Deshalb ist der Q9 mehr als nur ein weiteres neues Modell. Er ist ein Testfall dafür, ob Audi Premium heute noch definieren kann, statt es nur zu bepreisen. In vielen Online-Debatten kehren dieselben Vorwürfe wieder: zu teuer, zu viel Bildschirm, zu viel glänzende Oberfläche, zu wenig Substanz im Detail, zu viel Konfigurationsdruck. Auch der Q9 selbst spaltet die Wahrnehmung. Für die einen ist er das überfällige Topmodell, das Audi nach oben absichert. Für die anderen ist er ein Sinnbild dafür, dass Größe allein weder Begehrlichkeit noch Legitimation schafft.
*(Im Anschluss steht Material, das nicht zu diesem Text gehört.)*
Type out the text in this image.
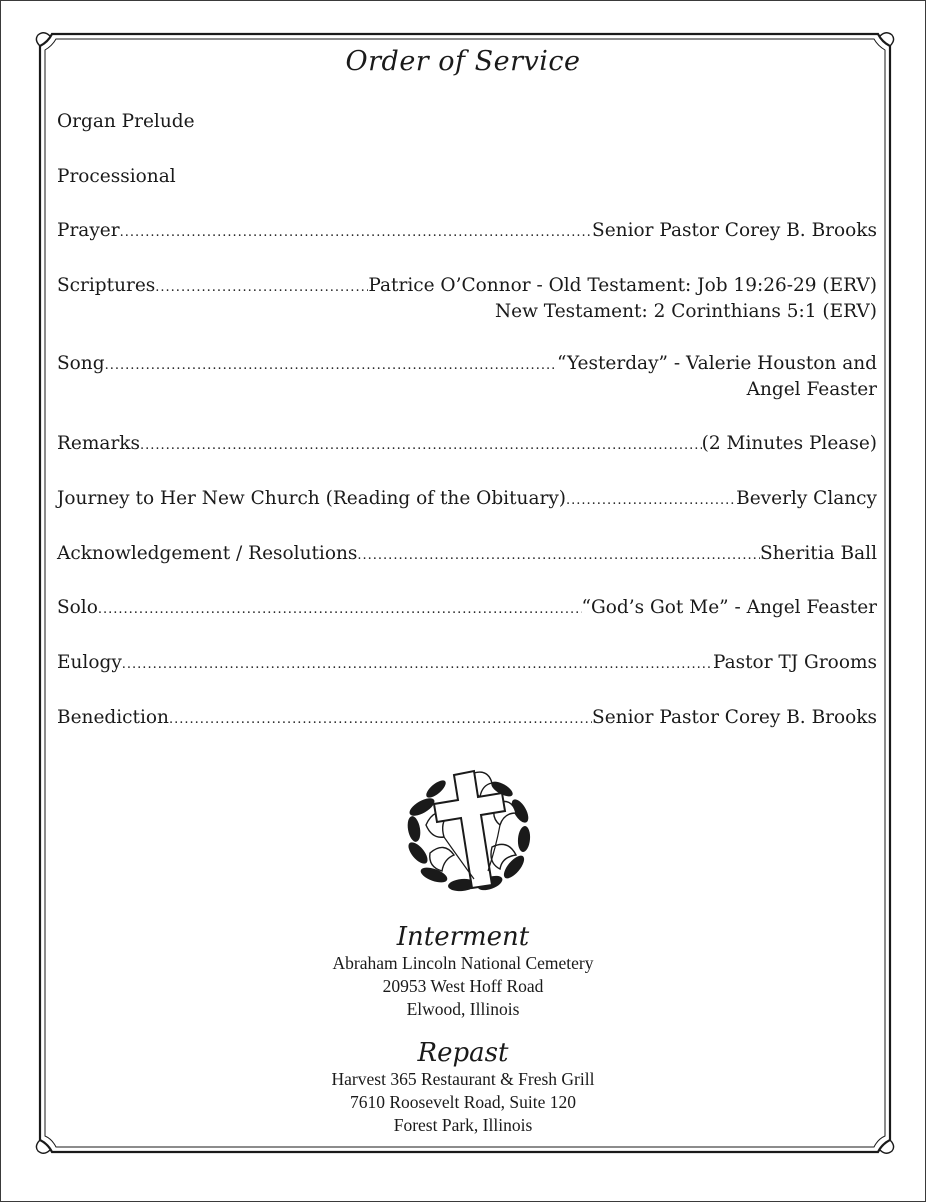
Order of Service
Organ Prelude
Processional
Prayer .....	Senior Pastor Corey B. Brooks
Scriptures .....	Patrice O’Connor - Old Testament: Job 19:26-29 (ERV)
New Testament: 2 Corinthians 5:1 (ERV)
Song .....	“Yesterday” - Valerie Houston and
Angel Feaster
Remarks .....	(2 Minutes Please)
Journey to Her New Church (Reading of the Obituary) .....	Beverly Clancy
Acknowledgement / Resolutions .....	Sheritia Ball
Solo .....	“God’s Got Me” - Angel Feaster
Eulogy .....	Pastor TJ Grooms
Benediction .....	Senior Pastor Corey B. Brooks
Interment
Abraham Lincoln National Cemetery
20953 West Hoff Road
Elwood, Illinois
Repast
Harvest 365 Restaurant & Fresh Grill
7610 Roosevelt Road, Suite 120
Forest Park, Illinois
Das nüchterne Zwischenfazit lautet deshalb: Der Audi Q9 kann ein starkes Flaggschiff werden, aber aktuell sind weder Preis noch Reichweite automatisch gerechtfertigt. Dafür fehlen heute schlicht die offiziellen Werte – und vor allem der Beweis, dass Audi beim Gesamtpaket wieder dort ankommt, wo die Marke früher nahezu unangefochten war. Audi ist noch immer eine bedeutende Premium-Marke. Doch sie ist nicht mehr sakrosankt. Der Q9 muss deshalb mehr liefern als Größe und Präsenz: Er muss zeigen, dass Audi wieder zuerst Substanz verkauft – und erst danach Prestige.